Program Structure

Module 1: Introduction to Bio-Nanopharmaceuticals

• What are bio-nanopharmaceuticals and why they are important in the modern pharmaceutical landscape.
• Overview of nanotechnology and its applications in drug delivery systems, therapeutic use, and drug design.
• Nanopharmaceuticals in improving bioavailability and targeted drug delivery.

Module 2: Nanoparticles and Nanocarriers in Drug Delivery

• Types of nanocarriers: Liposomes, polymeric nanoparticles, micelles, dendrimers, and solid lipid nanoparticles.
• Principles of drug encapsulation and release mechanisms: passive vs active targeting.
• Advantages of nanoparticles in overcoming drug resistance, improving half-life, and controlling drug release.

Module 3: Nanopharmaceuticals in Cancer Therapy

• Role of nanotechnology in targeting cancer cells and enhancing therapeutic efficacy.
• Nanoparticle-based drug delivery in overcoming challenges in cancer therapy, such as tumor heterogeneity and drug resistance.
• Examples of nanopharmaceuticals used in chemotherapy, immunotherapy, and gene therapy.

Module 4: Gene Delivery Using Bio-Nanopharmaceuticals

• How nanoparticles are used for gene delivery: DNA, RNA, and CRISPR-based therapies.
• Challenges in gene therapy: delivery efficiency, immune response, and targeting specificity.
• Examples of gene delivery systems and the future potential of bio-nanopharmaceuticals in gene therapies.

Module 5: Bio-Nanopharmaceuticals in Personalized Medicine

• Exploring how nanotechnology allows for personalized drug delivery based on patient-specific needs.
• Role of nanoparticles in tailoring drug doses, treatment schedules, and reducing side effects.
• Emerging trends in personalized medicine and how bio-nanopharmaceuticals are transforming treatments for chronic diseases.

Module 6: Regulatory and Ethical Considerations in Bio-Nanopharmaceuticals

• Overview of regulatory frameworks for bio-nanopharmaceuticals (FDA, EMA, etc.).
• Ethical concerns in developing nano-based drug delivery systems, including long-term safety, bioaccumulation, and toxicology.
• Challenges in moving from preclinical studies to clinical trials for bio-nanopharmaceutical products.
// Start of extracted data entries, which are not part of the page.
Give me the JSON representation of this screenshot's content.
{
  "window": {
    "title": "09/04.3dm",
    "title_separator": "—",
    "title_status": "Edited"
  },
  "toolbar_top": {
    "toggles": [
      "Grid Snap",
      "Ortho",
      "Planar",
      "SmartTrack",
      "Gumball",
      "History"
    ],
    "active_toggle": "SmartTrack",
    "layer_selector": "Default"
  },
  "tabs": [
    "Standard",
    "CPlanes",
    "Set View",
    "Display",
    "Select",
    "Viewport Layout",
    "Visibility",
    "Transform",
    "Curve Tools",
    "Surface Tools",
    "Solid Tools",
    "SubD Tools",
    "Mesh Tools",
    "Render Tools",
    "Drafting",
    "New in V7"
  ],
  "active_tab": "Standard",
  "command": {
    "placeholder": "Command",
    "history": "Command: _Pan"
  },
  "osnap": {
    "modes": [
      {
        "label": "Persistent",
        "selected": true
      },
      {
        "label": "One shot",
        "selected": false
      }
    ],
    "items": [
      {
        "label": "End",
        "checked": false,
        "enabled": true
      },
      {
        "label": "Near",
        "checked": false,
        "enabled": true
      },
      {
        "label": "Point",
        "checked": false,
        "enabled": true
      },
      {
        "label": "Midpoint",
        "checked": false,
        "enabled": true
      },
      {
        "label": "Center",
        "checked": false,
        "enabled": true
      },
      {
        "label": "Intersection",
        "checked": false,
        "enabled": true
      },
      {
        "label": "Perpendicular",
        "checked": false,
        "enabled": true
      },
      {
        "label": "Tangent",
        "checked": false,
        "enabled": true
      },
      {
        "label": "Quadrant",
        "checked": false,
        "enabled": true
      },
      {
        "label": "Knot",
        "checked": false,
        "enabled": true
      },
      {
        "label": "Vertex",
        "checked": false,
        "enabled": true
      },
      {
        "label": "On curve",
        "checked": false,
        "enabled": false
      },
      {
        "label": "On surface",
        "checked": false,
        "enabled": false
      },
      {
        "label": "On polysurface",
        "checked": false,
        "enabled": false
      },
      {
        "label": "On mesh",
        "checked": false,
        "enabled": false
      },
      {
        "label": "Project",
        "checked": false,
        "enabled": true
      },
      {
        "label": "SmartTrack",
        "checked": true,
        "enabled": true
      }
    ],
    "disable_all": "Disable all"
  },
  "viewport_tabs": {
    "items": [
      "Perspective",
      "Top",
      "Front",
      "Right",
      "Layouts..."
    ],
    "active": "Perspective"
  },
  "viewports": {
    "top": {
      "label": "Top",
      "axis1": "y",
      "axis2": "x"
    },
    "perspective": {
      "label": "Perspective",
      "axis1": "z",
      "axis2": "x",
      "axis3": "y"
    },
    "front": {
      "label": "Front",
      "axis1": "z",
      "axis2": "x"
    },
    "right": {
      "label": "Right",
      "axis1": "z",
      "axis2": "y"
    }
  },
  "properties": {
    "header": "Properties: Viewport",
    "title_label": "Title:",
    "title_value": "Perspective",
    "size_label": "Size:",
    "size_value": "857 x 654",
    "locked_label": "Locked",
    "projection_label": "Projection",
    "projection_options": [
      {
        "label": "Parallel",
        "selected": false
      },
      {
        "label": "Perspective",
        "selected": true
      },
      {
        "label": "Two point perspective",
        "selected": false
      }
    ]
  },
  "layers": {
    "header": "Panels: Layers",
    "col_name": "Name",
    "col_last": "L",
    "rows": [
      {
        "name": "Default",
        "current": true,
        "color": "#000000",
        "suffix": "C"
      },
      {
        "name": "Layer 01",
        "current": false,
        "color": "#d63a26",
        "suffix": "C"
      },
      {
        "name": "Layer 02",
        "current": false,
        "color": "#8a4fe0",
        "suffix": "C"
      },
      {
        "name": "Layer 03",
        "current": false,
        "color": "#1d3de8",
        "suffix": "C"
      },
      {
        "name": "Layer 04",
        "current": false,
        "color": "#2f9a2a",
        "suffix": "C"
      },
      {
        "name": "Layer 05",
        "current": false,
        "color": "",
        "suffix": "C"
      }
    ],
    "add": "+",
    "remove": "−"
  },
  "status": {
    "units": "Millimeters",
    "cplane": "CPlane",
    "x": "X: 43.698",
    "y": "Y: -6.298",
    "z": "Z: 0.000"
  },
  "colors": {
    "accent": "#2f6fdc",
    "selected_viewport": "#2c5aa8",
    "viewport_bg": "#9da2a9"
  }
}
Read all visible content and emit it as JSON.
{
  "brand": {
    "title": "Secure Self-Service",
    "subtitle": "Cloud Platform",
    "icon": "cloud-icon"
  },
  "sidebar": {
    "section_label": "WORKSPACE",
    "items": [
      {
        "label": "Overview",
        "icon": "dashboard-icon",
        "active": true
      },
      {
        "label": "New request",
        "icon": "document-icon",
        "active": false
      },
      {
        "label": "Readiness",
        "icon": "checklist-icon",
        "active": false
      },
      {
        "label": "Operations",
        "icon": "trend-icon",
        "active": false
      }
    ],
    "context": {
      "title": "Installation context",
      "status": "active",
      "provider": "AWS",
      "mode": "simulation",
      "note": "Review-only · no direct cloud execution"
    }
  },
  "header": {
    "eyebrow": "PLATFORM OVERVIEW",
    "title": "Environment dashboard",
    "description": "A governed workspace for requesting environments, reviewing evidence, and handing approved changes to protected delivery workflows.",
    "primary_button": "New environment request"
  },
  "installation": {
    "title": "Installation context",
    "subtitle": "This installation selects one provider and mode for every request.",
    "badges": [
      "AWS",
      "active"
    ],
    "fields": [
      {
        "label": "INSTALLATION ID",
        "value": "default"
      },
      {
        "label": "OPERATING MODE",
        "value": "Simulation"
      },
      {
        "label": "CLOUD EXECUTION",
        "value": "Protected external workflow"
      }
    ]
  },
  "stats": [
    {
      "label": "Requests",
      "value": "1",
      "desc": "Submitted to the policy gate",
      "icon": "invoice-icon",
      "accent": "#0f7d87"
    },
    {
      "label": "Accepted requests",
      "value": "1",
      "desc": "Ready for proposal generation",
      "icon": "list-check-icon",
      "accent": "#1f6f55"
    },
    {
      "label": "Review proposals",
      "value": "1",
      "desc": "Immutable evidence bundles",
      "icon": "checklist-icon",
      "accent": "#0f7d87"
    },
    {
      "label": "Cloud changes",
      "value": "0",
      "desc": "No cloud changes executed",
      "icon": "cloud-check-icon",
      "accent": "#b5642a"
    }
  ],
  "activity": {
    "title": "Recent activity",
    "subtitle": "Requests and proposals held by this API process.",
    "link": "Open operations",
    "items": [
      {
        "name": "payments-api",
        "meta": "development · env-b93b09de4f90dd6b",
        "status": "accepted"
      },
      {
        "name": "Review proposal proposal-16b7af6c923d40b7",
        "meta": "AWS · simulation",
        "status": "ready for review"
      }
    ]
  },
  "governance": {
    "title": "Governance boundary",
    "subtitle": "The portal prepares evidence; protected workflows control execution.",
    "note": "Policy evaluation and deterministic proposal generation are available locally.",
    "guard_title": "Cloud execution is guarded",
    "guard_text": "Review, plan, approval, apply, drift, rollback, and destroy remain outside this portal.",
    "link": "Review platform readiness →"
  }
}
Module 7: Challenges in Manufacturing and Scaling-Up Bio-Nanopharmaceuticals

• Challenges in scaling up the production of carbon nanomaterials from kitchen waste for industrial use.
• Manufacturing methods: from lab scale to industrial scale.
• Ensuring consistency, quality control, and good manufacturing practices (GMP) for bio-nanopharmaceuticals.

Module 8: Future Trends and Innovations in Bio-Nanopharmaceuticals

• Exploring the future potential of nanopharmaceuticals in precision medicine, vaccines, and advanced drug delivery systems.
• Emerging innovations: smart drug delivery, self-healing nanoparticles, and multifunctional nanomaterials.
• The future of bio-nanopharmaceuticals in addressing global health challenges like cancer, infectious diseases, and aging.

Final Project

• Design and develop a bio-nanopharmaceutical for a specific disease target, incorporating the principles learned in the course.
• Synthesize and characterize nanoparticles, and evaluate their drug delivery efficiency and targeting specificity.
• Example projects: Develop a nanoparticle-based chemotherapy delivery system or a gene delivery nanoparticle for targeted treatment.